When I entered college, we had a requirement in "the Humanities". (Later on they allowed for alternatives to HUMA 101-102; you could take a religious-studies course as well, so I did that instead of 102.) The Humanities, also known as The Liberal Arts, were - I later found out - the point of a Western education. I was introduced to Plato by way of The Republic; not actually a bad starting-point, especially to political thought, especially especially as pertains to Iran today. But then...
As we were learning about the history of the classical civilisation, we got into the history of Christianity, and - in early days - this involved Gnosticism. Plato, we learnt, had written other books. So had his students. Aristotle was the important one (unfortunately we didn't get to read him) but Plato's followers were the ones who influenced the Gnostics.

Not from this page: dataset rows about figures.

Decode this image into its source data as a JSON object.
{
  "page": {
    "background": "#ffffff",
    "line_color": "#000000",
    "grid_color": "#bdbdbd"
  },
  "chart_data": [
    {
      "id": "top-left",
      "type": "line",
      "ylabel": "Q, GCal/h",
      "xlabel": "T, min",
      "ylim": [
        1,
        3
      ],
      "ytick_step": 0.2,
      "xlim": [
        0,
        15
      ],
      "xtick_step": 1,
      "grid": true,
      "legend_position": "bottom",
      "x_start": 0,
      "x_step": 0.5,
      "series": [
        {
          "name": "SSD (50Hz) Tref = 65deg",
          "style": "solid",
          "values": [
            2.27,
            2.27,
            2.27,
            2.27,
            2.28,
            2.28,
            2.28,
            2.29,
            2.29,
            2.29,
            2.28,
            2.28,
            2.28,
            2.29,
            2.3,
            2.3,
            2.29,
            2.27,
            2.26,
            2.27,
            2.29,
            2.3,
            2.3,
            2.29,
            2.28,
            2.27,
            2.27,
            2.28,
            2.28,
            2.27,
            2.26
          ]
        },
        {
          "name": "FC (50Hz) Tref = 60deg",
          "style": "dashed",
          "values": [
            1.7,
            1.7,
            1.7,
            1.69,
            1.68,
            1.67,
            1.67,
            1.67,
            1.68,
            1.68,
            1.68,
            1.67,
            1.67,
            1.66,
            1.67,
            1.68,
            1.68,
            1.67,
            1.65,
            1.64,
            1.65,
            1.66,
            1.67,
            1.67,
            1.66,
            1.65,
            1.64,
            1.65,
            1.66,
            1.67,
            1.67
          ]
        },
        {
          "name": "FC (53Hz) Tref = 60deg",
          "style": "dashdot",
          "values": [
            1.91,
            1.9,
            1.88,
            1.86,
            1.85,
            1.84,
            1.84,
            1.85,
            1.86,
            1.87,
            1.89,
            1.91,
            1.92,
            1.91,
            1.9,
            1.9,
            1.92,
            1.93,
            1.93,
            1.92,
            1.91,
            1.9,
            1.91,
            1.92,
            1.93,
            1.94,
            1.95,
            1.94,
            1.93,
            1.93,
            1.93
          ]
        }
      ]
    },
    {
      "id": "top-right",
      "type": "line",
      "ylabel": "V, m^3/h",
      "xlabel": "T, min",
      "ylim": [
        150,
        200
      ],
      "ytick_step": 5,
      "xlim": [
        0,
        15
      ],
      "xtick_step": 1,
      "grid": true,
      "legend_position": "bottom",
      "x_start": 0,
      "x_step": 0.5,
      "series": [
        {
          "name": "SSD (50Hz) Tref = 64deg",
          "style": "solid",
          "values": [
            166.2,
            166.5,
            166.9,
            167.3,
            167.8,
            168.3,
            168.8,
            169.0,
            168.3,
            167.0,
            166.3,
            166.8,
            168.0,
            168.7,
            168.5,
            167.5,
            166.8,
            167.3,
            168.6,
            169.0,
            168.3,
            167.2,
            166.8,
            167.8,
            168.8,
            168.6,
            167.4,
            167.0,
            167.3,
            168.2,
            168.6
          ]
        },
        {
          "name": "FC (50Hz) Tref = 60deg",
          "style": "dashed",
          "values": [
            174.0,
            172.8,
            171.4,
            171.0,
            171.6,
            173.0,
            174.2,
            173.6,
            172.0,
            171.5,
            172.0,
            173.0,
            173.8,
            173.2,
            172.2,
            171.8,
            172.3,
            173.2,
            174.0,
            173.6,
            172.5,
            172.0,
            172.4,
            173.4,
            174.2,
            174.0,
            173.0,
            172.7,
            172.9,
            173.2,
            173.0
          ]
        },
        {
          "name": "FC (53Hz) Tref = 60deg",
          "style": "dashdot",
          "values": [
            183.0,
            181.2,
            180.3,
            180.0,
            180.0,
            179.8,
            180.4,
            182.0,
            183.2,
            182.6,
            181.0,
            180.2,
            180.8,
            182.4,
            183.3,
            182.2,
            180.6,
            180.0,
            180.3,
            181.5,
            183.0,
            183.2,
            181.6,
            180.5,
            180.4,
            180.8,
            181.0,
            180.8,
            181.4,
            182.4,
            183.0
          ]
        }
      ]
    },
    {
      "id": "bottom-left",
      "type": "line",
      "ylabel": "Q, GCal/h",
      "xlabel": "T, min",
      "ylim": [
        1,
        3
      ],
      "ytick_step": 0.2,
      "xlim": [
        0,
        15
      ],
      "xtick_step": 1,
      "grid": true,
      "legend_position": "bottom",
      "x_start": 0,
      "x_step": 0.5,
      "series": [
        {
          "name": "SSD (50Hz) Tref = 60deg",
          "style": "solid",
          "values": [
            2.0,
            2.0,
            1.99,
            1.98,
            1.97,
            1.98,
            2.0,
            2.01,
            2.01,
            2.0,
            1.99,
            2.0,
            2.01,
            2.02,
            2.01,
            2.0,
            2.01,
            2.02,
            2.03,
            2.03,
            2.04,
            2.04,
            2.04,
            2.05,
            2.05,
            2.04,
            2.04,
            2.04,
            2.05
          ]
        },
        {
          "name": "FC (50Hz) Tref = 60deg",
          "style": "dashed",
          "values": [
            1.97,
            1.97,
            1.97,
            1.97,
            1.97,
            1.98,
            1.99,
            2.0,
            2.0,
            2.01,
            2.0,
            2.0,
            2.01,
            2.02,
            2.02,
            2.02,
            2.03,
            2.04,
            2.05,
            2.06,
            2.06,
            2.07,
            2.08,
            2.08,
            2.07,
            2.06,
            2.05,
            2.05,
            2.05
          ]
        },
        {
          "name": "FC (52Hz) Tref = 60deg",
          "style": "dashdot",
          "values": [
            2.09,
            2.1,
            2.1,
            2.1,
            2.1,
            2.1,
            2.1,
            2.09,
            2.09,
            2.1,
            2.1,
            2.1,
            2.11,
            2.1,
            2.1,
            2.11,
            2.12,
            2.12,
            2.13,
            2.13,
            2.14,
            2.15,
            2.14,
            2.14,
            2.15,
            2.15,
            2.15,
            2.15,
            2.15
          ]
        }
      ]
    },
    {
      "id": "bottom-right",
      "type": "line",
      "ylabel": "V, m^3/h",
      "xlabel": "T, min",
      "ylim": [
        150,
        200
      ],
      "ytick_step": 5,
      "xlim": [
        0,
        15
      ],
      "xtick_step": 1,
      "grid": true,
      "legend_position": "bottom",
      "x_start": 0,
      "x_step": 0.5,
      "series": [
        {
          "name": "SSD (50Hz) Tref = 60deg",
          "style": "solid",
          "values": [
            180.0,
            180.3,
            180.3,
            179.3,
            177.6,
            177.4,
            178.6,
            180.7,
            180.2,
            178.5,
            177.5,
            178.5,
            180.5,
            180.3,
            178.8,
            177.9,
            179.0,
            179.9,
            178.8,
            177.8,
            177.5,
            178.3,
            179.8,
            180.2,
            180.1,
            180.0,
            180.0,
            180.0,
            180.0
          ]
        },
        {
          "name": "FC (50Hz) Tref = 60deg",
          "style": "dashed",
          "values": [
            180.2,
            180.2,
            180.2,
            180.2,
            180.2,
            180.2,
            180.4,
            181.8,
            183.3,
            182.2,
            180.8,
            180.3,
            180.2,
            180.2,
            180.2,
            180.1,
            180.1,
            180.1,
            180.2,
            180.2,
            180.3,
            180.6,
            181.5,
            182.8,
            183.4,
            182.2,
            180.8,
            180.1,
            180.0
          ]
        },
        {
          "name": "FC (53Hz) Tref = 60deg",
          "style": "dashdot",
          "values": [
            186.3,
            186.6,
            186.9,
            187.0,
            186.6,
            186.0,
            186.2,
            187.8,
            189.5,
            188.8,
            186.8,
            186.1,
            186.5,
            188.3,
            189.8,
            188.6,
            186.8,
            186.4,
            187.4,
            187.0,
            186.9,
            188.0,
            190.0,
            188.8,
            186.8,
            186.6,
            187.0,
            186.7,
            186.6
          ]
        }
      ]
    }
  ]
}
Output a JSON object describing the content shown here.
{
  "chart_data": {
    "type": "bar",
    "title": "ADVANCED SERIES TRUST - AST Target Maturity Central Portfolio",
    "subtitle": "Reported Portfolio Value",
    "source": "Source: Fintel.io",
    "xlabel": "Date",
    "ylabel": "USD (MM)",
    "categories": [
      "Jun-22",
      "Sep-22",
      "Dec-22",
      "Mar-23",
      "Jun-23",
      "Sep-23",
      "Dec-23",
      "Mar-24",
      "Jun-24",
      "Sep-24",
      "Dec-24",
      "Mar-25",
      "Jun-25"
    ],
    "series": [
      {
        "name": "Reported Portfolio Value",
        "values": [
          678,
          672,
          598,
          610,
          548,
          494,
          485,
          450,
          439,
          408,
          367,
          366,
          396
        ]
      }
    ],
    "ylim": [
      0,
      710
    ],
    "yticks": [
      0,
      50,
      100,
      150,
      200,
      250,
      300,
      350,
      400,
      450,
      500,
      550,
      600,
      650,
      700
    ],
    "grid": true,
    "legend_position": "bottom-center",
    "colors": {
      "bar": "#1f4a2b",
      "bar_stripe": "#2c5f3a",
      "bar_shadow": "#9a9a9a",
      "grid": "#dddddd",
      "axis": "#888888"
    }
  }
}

And the questions the Platonists were asking were... boring.
Specifically they were asking stuff like "what is matter" and "what is existence" (ontology) and "how do we know" (epistemology). I hadn't bothered asking this stuff. Aristotle touched on it too, being more interested in the world we got. The hardcore Platonists thought they could derive it from mathematical first-principles. All this without a working set-theory...
Take Numenius for instance. Numenius, defining matter, was stuck with Greek element theory. Moderns can work with that but if we do, we have to transpose our own consensus upon this frame: the Standard Model of particle-physics, perhaps. Worse: Numenius, although a reader (and fan) of Torah, didn't see spacetime as something bound into a finite-age Creation. As a result he inherited that ancient Near Eastern theory where some creator assembles matter into order; matter being coeternal. Again, we can work with that, but only if we refuse to define "matter" outside this universe.
I just couldn't help but think that the philosophers didn't know what they were talking about, either.